The ‘wow’ moments come early and often when you arrive at the Hoover Dam from the Nevada side. As soon as you step out of the car at the parking structure, you notice the massive wires overhead. Let your eyes follow them on their run down to the steel towers jutting from the cliffs, before they leap into oblivion as they cross the gorge.  

Up to the right, the swooping bypass bridge – itself a marvel of modern engineering – soars among the clouds, allowing traffic to flow and not clog up the road atop the Hoover Dam.

The visitor’s center across the road from the parking structure is a good stop and the launching point for the power plant tours that take you deep into the heart of Hoover Dam’s inner workings. It also affords a great view.

But being atop the dam is undoubtedly the most exciting aspect of visiting this National Historic Landmark.

As you stroll out onto the dam, you pass tall statues and a memorial paying homage to those who sacrificed to construct this engineering monster. Also tucked away into the side of the rock face is a small plaque with a dog embossed on it. It marks the grave where the workers’ mascot is buried: a stray puppy who accompanied the workers from the crew campsite to the worksite every day.

The height, the size, the smooth, curving drop all the way down to the river – it is breathtaking from every angle. I started on the left side of the road, looking up the mighty Colorado River at the long arms reaching out into space, ending in the lanky cylindrical turbine towers. There are two sets of two, standing erect like guards outside castle gates.

I kept walking and as I did stepped from Nevada to Arizona. On one set of towers is a clock marking the time in the Pacific Time Zone, while the other has a clock marking the Mountain Time Zone. In the middle, a plaque from 1955 commemorates when the American Society of Civil Engineers named the Hoover Dam one of the seven modern civil engineering wonders in the United States. The plaque also marks the state line between Nevada and Arizona.

I crossed to the other side of the road atop the dam and gazed over the railing from one of the protrusions. The view down was iconic: a pale white, smooth curving slide, plunging to the facility and river far below. It was dizzying, and the stomach lurch came each time I looked over the edge.

The history and factual information woven throughout the dam and the power plant add to the extraordinary sights. The power plant tour provides much of it, putting you face to face with the gargantuan generators at the heart of the Dam. Each year the plant generates enough power to serve 1.3 million people and is still one of the largest hydropower plants in the U.S. 

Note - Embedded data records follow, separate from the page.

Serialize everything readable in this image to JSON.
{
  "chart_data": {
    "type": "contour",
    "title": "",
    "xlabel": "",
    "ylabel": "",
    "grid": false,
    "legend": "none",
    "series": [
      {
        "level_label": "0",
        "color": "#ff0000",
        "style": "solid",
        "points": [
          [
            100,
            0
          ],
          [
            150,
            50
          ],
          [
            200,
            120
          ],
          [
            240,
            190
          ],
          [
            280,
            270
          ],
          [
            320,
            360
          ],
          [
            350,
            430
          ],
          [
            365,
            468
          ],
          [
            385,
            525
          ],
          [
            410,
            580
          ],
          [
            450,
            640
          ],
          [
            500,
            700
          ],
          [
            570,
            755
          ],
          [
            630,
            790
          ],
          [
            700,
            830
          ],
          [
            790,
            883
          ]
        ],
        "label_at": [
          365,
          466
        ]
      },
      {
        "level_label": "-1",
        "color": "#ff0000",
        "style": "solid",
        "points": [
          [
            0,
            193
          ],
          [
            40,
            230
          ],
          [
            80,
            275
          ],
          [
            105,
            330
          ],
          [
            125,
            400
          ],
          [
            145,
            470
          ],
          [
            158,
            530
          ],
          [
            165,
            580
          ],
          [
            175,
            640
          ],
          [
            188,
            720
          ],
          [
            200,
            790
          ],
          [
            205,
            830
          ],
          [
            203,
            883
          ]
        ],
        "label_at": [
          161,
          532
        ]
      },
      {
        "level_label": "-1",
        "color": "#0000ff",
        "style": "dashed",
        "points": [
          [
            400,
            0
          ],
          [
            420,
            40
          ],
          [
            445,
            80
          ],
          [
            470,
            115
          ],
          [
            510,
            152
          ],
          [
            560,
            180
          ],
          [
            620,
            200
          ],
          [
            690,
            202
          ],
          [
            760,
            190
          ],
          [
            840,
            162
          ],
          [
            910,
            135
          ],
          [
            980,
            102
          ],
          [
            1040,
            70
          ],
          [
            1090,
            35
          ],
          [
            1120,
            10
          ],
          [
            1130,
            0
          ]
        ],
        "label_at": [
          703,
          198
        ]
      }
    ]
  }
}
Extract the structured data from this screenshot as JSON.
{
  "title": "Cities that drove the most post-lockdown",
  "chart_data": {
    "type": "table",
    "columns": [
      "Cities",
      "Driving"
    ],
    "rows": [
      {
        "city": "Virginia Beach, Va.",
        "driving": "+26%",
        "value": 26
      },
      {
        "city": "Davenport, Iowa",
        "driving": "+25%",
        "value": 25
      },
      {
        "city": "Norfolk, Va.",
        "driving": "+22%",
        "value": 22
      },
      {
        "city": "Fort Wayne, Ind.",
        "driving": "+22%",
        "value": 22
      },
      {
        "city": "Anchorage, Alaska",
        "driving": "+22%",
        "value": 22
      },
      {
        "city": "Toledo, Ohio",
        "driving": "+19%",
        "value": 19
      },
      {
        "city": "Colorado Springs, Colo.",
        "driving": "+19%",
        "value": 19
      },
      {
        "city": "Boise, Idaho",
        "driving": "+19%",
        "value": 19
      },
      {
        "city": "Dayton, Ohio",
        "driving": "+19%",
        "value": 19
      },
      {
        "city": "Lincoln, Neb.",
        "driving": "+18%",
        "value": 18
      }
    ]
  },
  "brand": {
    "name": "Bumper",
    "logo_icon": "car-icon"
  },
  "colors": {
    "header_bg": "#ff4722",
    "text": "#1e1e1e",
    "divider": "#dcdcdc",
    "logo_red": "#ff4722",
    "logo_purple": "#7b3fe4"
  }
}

In the visitors center I learned the history of the dam’s construction, from start to finish.
From 1931 to completion in 1935, the daredevil workers erected the dam, defying death at every turn. The dam was named for 31st President Herbert Hoover. It was completed ahead of schedule and under budget. The Hoover Dam is a steadfast testament to America’s ingenuity and pioneering spirit.

Everything about the Hoover Dam is big: wide views, a vast and fascinating history, and a big rush of excitement every time you peer over the edge. It all adds up to a Dam good time.